Compra e venda de imóveis em mínimos de duas décadas

APEMIP estima que número de transacções em 2011 seja inferior a 190 mil. Crise mudou hábitos.

O negócio de compra e venda de imóveis deverá ter vivido em 2011 o pior ano das duas últimas décadas. A conclusão, da Associação Portuguesa dos Profissionais e de Empresas de Mediação Imobiliária de Portugal (APEMIP), que tem por base as estimativas de transacções, reflecte a deterioração da economia e da disponibilidade financeira dos portugueses, assim como o agravar das exigências na concessão de crédito.

"O ano de 2011 será provavelmente recordado como de ruptura face às dinâmicas, práticas e paradigmas vigentes no mercado imobiliário nacional ao longo das últimas décadas", refere a APEMIP no catálogo de estudos de mercado de Novembro/Dezembro.

Neste documento, em que analisa o bimestre anterior, a associação refere que "as cerca de 15.000 transacções susceptíveis de serem estimadas para os meses de Setembro e Outubro ficaram 6,8% abaixo do número médio mensal de negócios imobiliários concretizados ao longo dos primeiros dez meses do ano", de cerca de 16.000, o que representa uma queda bimestral na ordem de 7%. A APEMIP considera que esta "dinâmica frágil" não deverá ter-se invertido até final do ano e que as 160.000 transacções que terão sido realizadas nos primeiros 10 meses, "não deverão ser suficientes para garantir" que, no final de 2011, possam ser contabilizados mais de 190.000 contratos de compra e venda, "o que, a confirmar-se, substantivar-se-á como o resultado menos conseguido das duas últimas décadas", salienta no mesmo documento.
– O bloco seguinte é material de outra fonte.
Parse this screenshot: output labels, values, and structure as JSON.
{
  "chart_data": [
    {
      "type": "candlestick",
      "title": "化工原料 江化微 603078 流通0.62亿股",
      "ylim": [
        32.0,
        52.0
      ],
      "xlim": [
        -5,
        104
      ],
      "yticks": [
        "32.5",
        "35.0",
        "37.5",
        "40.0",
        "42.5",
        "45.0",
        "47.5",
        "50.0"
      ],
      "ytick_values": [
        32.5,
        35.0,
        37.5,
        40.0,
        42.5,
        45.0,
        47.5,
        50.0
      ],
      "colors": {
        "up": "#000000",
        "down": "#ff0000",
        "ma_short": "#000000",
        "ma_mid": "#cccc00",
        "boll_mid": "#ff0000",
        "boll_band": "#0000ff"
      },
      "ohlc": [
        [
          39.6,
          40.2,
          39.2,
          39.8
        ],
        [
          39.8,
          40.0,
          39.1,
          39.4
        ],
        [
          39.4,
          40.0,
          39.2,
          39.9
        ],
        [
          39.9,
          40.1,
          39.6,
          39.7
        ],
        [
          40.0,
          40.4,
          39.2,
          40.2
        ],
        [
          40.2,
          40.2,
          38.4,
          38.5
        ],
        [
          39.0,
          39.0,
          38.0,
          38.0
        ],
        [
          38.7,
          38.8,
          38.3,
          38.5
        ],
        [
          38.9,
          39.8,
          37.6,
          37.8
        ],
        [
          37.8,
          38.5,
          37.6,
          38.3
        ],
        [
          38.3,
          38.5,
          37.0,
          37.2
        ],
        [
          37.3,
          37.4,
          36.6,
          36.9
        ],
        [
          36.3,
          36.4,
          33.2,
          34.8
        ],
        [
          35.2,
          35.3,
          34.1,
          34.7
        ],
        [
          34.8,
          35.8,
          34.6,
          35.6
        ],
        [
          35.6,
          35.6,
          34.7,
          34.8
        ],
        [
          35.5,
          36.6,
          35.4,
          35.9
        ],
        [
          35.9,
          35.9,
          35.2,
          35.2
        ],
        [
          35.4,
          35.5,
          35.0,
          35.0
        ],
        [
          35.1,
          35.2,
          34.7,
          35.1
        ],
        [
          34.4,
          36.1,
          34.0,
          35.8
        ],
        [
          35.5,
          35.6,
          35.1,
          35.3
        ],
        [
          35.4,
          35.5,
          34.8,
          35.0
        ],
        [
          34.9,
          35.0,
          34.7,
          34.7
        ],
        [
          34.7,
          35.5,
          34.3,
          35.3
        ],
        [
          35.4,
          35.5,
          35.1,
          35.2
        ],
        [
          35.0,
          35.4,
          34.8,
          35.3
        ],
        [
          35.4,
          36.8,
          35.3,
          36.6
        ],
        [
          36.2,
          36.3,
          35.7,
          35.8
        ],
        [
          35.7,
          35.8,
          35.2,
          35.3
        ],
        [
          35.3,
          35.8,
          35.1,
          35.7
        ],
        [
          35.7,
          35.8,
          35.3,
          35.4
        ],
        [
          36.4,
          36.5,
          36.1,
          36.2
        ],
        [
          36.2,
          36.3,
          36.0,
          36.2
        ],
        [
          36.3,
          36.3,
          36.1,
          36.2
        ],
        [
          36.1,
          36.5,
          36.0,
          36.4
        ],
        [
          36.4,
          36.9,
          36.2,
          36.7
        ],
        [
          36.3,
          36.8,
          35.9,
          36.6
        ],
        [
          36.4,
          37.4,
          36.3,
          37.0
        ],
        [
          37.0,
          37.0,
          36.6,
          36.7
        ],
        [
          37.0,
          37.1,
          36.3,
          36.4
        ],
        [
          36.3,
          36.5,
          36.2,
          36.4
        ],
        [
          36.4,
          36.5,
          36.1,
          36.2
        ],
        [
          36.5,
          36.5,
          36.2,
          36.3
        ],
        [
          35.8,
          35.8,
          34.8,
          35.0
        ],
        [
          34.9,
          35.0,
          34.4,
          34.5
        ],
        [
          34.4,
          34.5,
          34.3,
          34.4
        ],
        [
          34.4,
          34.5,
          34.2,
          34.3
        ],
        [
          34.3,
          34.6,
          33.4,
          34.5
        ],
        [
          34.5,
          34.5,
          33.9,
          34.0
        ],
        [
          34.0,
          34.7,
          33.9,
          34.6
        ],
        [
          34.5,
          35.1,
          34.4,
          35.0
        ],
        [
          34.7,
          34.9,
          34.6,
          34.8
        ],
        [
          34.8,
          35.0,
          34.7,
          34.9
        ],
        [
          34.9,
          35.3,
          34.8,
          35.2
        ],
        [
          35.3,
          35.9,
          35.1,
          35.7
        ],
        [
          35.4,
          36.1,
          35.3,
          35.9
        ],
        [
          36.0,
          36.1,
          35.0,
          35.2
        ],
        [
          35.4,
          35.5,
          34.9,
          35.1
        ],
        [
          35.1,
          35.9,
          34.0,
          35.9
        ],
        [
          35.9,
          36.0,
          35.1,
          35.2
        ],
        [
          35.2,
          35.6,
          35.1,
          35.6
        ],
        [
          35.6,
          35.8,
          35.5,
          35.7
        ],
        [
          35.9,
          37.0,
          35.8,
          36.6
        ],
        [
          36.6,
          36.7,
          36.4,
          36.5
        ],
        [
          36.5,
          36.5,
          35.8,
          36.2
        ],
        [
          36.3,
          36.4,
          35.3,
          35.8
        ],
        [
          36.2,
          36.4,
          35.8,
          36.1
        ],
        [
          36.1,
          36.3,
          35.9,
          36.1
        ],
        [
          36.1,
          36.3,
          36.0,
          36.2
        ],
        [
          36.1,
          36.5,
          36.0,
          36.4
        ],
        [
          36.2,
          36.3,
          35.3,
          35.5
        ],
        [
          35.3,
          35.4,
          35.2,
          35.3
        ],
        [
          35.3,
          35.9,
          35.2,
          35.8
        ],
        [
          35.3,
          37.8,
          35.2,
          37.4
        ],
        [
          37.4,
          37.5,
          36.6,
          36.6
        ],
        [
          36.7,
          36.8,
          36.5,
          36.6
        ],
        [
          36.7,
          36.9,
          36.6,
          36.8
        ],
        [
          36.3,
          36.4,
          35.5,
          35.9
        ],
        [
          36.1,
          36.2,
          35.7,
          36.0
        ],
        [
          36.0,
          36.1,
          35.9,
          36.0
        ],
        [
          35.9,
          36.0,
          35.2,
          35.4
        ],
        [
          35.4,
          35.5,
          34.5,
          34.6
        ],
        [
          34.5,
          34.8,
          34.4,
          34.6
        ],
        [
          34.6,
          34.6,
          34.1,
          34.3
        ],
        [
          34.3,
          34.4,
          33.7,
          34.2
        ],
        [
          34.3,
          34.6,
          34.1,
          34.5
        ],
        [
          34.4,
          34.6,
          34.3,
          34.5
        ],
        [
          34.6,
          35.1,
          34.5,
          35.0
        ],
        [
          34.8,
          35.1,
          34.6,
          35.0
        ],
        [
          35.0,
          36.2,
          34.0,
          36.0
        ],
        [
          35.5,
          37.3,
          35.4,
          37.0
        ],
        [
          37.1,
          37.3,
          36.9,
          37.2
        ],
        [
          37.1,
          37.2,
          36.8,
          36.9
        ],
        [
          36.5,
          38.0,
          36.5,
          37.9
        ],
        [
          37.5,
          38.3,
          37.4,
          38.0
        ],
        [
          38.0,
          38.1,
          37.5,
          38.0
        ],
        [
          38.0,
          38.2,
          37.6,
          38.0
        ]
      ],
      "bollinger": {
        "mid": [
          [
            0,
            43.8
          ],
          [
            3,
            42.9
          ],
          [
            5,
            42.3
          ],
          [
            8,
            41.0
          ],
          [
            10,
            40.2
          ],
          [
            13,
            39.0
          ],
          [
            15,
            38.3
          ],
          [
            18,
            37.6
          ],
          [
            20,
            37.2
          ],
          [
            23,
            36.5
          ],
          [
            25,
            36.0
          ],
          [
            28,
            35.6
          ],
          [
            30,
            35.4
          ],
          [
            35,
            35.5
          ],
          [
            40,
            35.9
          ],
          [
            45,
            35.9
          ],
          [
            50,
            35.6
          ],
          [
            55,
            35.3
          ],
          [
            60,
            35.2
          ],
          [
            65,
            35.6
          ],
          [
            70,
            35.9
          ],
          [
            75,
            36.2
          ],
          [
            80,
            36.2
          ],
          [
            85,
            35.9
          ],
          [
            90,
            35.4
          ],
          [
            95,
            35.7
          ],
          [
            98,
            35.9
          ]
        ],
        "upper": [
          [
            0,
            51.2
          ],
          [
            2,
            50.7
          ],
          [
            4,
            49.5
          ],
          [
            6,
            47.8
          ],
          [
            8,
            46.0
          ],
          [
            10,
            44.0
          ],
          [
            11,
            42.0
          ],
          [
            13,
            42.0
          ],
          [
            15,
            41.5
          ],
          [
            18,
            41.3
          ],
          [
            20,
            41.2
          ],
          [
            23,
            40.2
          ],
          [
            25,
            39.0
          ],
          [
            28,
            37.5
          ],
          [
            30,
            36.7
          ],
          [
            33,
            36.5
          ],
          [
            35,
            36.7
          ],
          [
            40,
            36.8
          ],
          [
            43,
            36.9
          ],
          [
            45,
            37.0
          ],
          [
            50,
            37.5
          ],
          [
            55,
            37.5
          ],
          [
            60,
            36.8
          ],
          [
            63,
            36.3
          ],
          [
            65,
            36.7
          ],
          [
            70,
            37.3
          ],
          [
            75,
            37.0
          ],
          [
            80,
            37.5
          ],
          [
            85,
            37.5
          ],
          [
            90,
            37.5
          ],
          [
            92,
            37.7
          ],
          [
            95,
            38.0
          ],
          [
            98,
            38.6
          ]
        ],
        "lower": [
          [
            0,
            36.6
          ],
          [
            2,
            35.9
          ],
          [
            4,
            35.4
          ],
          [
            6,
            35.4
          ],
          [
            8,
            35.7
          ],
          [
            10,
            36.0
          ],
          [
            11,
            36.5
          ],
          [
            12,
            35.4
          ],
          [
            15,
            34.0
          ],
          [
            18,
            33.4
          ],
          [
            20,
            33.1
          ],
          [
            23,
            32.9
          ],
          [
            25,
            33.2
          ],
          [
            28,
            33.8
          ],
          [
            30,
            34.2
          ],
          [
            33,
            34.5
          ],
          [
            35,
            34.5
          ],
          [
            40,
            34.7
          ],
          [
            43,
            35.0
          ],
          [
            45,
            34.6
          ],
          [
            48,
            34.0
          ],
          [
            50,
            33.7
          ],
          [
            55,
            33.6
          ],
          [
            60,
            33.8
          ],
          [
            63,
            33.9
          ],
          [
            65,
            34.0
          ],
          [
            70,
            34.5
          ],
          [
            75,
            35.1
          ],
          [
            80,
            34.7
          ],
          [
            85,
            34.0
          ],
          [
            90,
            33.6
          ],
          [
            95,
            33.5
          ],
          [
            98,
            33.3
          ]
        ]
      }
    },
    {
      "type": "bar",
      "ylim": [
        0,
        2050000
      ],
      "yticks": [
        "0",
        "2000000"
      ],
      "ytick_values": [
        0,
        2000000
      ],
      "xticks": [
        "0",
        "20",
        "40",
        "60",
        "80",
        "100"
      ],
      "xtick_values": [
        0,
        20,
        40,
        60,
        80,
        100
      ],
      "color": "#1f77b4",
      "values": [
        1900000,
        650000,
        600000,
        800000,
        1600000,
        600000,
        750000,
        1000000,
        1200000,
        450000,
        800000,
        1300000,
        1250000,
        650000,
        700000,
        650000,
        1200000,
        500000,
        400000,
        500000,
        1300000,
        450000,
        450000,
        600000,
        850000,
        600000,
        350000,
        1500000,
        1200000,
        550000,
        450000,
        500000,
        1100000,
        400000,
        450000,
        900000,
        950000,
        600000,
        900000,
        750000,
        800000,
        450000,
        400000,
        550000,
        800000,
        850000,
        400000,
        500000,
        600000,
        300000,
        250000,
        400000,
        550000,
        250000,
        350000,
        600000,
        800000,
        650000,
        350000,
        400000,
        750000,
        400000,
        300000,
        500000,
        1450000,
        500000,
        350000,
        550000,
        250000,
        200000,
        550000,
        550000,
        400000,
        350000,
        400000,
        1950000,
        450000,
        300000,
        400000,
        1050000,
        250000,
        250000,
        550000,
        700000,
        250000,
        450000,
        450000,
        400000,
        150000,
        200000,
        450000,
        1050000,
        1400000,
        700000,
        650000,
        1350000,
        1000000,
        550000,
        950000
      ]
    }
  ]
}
Este montante representa ainda uma quebra homóloga na ordem de 9,2%.

Alteração no imobiliário acompanha mudanças no país
A justificar esta contracção estão alterações de comportamentos dos portugueses, fruto da actual situação económico-social. O mercado imobiliário nacional "encontra-se hoje sob forte pressão", reflexo de uma crescente restritividade na concessão de crédito à habitação, diminuição do poder de compra das famílias e instabilidade no mercado de trabalho, a que se junta, do lado da oferta, a "lenta reabilitação do mercado de arrendamento residencial".

De acordo com os dados provisórios dos Census, Portugal é um país de proprietários, já que 73,5% da população reside em casa própria. 
Analisando estas estimativas, o presidente da APEMIP, Luís Lima, sublinha, no mesmo documento, que o país "está a mudar" e que esta mudança "reflectir-se-á muito na maneira como todos nós e cada um olhamos para as soluções habitacionais possíveis, reequacionando os próprios sinais que atribuímos à propriedade plena da casa onde habitamos".

A associação considera que as cerca de 190.000 transacções que estimam ter ocorrido entre Janeiro e Dezembro de 2011 "reflectem, de forma não negligenciável, novos dinamismos (que não os assentes no tradicional mercado de compra e venda), assentes em conceitos como os de arrendamento residencial, reabilitação urbana e investimento imobiliário, reinventados e readaptados ao actual mercado e às actuais necessidades que este evidencia".